Plus d’une douzaine d’employés actuels et anciens d’OpenAI, de Deep Mind de Google et d’Anthropic ont a publié une lettre ouverte Mardi, il a attiré l’attention sur les « risques graves » posés par la poursuite du développement rapide de la technologie sans la mise en place d’un cadre de surveillance efficace.
Le groupe de chercheurs soutient que la technologie pourrait être utilisée à mauvais escient pour exacerber les inégalités existantes, manipuler l’information et diffuser de la désinformation, voire « provoquer la perte de contrôle des systèmes d’IA autonomes, ce qui pourrait entraîner l’extinction de l’humanité ».

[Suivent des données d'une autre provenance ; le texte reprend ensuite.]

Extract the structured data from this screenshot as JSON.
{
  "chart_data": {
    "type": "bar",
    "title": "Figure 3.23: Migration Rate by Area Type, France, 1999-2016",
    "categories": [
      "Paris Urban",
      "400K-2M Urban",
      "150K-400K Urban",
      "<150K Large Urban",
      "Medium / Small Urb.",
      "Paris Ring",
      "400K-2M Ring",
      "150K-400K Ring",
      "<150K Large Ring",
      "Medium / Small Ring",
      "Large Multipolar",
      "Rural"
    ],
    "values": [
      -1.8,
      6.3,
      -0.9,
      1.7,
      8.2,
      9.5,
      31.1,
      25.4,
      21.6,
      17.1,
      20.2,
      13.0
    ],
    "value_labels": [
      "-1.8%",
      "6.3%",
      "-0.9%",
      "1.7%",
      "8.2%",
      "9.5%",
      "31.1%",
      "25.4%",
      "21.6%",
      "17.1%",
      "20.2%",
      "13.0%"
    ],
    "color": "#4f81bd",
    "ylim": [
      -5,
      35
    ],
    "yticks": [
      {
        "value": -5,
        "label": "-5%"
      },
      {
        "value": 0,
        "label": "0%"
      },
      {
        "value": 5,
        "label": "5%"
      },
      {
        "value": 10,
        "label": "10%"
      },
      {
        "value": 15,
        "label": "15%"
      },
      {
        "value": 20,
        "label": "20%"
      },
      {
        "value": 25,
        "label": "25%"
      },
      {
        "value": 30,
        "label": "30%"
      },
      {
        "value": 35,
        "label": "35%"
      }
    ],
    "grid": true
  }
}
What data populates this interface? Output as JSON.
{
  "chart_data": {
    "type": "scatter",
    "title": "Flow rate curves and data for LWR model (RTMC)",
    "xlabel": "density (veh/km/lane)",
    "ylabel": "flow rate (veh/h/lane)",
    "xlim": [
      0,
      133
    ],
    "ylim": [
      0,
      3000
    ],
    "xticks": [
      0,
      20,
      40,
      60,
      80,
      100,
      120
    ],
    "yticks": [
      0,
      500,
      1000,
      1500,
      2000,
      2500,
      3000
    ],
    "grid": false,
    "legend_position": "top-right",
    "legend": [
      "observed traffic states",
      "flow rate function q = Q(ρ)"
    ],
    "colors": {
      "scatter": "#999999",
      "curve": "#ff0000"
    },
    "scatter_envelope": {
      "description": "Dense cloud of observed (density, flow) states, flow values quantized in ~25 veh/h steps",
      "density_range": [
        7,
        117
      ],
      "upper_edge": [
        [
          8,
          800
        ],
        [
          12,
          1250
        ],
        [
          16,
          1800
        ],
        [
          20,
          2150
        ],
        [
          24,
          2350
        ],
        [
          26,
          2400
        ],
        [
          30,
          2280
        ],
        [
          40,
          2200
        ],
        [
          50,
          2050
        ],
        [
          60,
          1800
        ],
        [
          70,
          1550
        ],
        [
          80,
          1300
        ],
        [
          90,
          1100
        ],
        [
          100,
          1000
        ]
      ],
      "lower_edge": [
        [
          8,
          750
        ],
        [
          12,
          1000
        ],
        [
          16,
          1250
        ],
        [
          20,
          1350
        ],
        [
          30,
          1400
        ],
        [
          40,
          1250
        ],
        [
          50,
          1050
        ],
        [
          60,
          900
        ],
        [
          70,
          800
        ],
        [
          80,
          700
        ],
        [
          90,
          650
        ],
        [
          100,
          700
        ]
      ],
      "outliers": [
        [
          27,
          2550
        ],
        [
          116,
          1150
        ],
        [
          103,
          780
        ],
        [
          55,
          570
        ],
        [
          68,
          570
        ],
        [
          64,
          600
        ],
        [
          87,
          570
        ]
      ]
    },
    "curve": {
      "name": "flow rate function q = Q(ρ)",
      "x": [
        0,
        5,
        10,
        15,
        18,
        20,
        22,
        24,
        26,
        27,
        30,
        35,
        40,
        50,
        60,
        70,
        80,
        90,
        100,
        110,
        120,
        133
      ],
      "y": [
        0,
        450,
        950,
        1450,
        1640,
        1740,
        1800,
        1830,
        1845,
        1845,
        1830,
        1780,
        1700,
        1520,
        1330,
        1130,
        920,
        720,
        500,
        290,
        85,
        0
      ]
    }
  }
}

Les signataires estiment que ces risques peuvent être « adéquatement atténués » grâce aux efforts combinés de la communauté scientifique, des législateurs et du public, mais craignent que « les entreprises d’IA aient de fortes incitations financières à éviter une surveillance efficace » et ne puissent pas être considérées comme capables de gérer de manière impartiale le développement de la technologie.
Depuis la sortie de ChatGPT en novembre 2022, la technologie d’IA générative a pris d’assaut le monde informatique avec des hyperscalers comme Google Cloud, Amazon AWS, Oracle et Microsoft Azure en tête ce qui devrait devenir une industrie d’un billion de dollars d’ici 2032. UN étude récente de McKinsey Selon une étude réalisée en mars 2024, près de 75 % des entreprises interrogées avaient adopté l’IA dans au moins un domaine. Parallèlement, dans son enquête annuelle Work Index, Microsoft a constaté que 75 % des employés de bureau utilisent déjà l’IA au travail.
Cependant, comme l’a déclaré Daniel Kokotajlo, un ancien employé d’OpenAI Le Washington Post« Ils et d’autres ont adhéré à l’approche « aller vite et casser des choses », ce qui est le contraire de ce qui est nécessaire pour une technologie aussi puissante et aussi mal comprise. » Des startups d’IA, dont OpenAI et Diffusion stable ont à plusieurs reprises enfreint les lois américaines sur le droit d’auteur, par exemple, alors qu’elles étaient accessibles au public Les chatbots sont régulièrement incités à répéter des discours de haine et les théories du complot ainsi que diffuser de la désinformation.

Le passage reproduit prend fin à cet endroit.